Robert Heinecken
[Photographer, b. 1931, Denver, d. 2006, Albuquerque, New Mexico.]

 I am interested in what I term gestalts; picture circumstances which bring together disparate images or ideas so as to form new meanings and new configurations. 

George Grosz
[Artist, b. 1893, Berlin, d. 1959, Berlin.]

 In 1916, when Johnny Heartfield and I invented photomontage in my studio at the south end of the town at five o’clock one May morning, we had no idea of the immense possibilities, or of the thorny but successful career, that awaited the new invention. On a piece of cardboard we pasted a mishmash of advertisements for hernia belts, student song books and dog food, labels from schnaps and wine bottles, and photographs from picture papers, cut up at will in such a way as to say, in pictures, what would have been banned by the censors if we had said it in words. 

Francis Galton
[Polymath, explorer, anthropologist, inventor, meteorologist, statistician, b. 1822, Birmingham, England, d. Haslemere, Surrey, England.]

 [My composite portrait process] represents no man in particular, but portrays an imaginary figure possessing the average features of any group of men. These ideal faces have a surprising air of reality. Nobody who glanced at one of them for the first time, would doubt its being the likeness of a living person, yet, as I have said, it is no such thing; it is the portrait of a type and not of an individual. (1879) 

Luigi Ghirri
[Photographer, b. 1943, Scandiano, Italy, d. 1992, Reggio Emilia, Italy.]

 Reality is being transformed into a colossal photograph, and the montage already exists: it’s called the real world. 

Joan Fontcuberta
[Photographer, b. 1955, Barcelona, lives in Barcelona.]

 Among photojournalists there is still a sense that doing a photomontage is far graver than adding a filter.

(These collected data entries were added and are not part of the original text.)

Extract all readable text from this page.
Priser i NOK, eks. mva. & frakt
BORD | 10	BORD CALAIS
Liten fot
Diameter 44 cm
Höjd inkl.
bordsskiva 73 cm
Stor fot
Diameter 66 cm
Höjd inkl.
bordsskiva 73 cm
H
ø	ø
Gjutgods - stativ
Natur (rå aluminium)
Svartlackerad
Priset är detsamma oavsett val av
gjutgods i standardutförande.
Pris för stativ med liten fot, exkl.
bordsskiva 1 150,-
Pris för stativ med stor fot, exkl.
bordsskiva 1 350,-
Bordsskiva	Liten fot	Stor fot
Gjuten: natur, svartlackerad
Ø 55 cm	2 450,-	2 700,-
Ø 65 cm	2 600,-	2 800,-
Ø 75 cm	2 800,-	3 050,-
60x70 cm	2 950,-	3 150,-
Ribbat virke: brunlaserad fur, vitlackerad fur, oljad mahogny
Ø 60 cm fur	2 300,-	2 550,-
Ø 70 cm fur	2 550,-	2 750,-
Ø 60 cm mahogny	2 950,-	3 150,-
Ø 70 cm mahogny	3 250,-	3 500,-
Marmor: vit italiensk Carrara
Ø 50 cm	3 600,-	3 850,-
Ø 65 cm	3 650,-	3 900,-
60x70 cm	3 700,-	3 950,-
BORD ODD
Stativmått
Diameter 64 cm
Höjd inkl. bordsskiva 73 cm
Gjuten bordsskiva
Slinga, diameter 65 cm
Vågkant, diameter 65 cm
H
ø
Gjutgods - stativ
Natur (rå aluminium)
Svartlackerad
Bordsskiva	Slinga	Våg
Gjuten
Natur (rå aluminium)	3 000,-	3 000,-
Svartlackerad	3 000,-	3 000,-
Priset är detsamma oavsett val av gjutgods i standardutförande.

I am against this type of hierarchy that demonizes some options over others, demonizes them in respect to, what—ideology or moral code? 

Berenice Abbott
[Photographer, writer, teacher, b. 1898, Springfield, Ohio, d. 1991, Monson, Maine.]

 Suppose we took a thousand negatives and made a gigantic montage; a myriad-faceted picture combining the elegances, the squalor, the curiosities, the monuments, the sad faces, the triumphant faces, the power, the irony, the strength, the decay, the past, the present, the future of a city—that would be my favorite picture. 

Wolfgang Tillmans
[Photographer, b. 1968, Remscheid, Germany, lives in London.]

 I am interested not in individual readings, but in constructing networks of images and meanings capable of reflecting the complexity of the subject. 

Jonathan Green
[Writer, photographer, and curator, b. 1939, lives in Riverside, California.]

 Henri Cartier-Bresson’s “decisive moment” has been reinvented as the digital moment, a seamless presentation of constellations of separate, singular occurrences brought together into a coherent, seemingly “photographic” whole.